In addition, we also create a triage view of potential future CRI using only the first 4 hours of data since step-down unit admission to ascertain if an initial characterization of CRI risk upon step-down unit admission can viably separate cases from control subjects, and then determine with which phenotypical risk group each case is most likely aligned. Our previous work limited the data view to 30 minutes preceding the onset of CRI. This work marks a major extension of our predictive analytical approach.

Data

Noninvasively recorded vital signs from the bedside monitors of a 24-bed adult surgical trauma step-down unit at a large urban teaching hospital in Pittsburgh, Pennsylvania were collected during 15 months (May 2007 to September 2008) in an institutional review board–approved protocol.
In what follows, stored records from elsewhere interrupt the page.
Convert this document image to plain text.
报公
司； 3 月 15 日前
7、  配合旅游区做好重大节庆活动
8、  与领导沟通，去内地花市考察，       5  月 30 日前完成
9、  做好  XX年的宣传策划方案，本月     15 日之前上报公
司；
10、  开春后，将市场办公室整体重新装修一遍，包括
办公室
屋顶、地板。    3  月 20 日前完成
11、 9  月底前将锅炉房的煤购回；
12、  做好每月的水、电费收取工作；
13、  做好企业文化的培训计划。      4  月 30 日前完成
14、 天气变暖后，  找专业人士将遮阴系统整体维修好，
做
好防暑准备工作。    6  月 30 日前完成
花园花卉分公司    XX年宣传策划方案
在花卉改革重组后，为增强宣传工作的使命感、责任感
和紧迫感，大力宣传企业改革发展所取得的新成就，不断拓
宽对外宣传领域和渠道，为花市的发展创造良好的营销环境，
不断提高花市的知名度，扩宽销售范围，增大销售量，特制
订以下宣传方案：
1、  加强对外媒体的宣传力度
Data included continuous recordings of heart rate, respiratory rate (bioimpedance signaling), and peripheral oxygen saturation as measured by pulse oximetry (SpO2) at 1/20 Hz, and systolic and diastolic blood pressure recorded at least every 2 hours.

CRI events were flagged whenever any of the vital signs exceeded a predefined threshold consistent with our Medical Emergency Team calling criteria (heart rate < 40 or > 140 min−1, respiratory rate < 8 or > 36 min−1, systolic blood pressure < 80 or > 200 mm Hg, diastolic blood pressure > 110 mm Hg, SpO2 < 85% [7]) and persisting for at least 80% of the time over a 3-minute window. Using the method described in our previous work (8, 9), we identified a subset of clinically important CRI events to be used as the predictive endpoint in this study.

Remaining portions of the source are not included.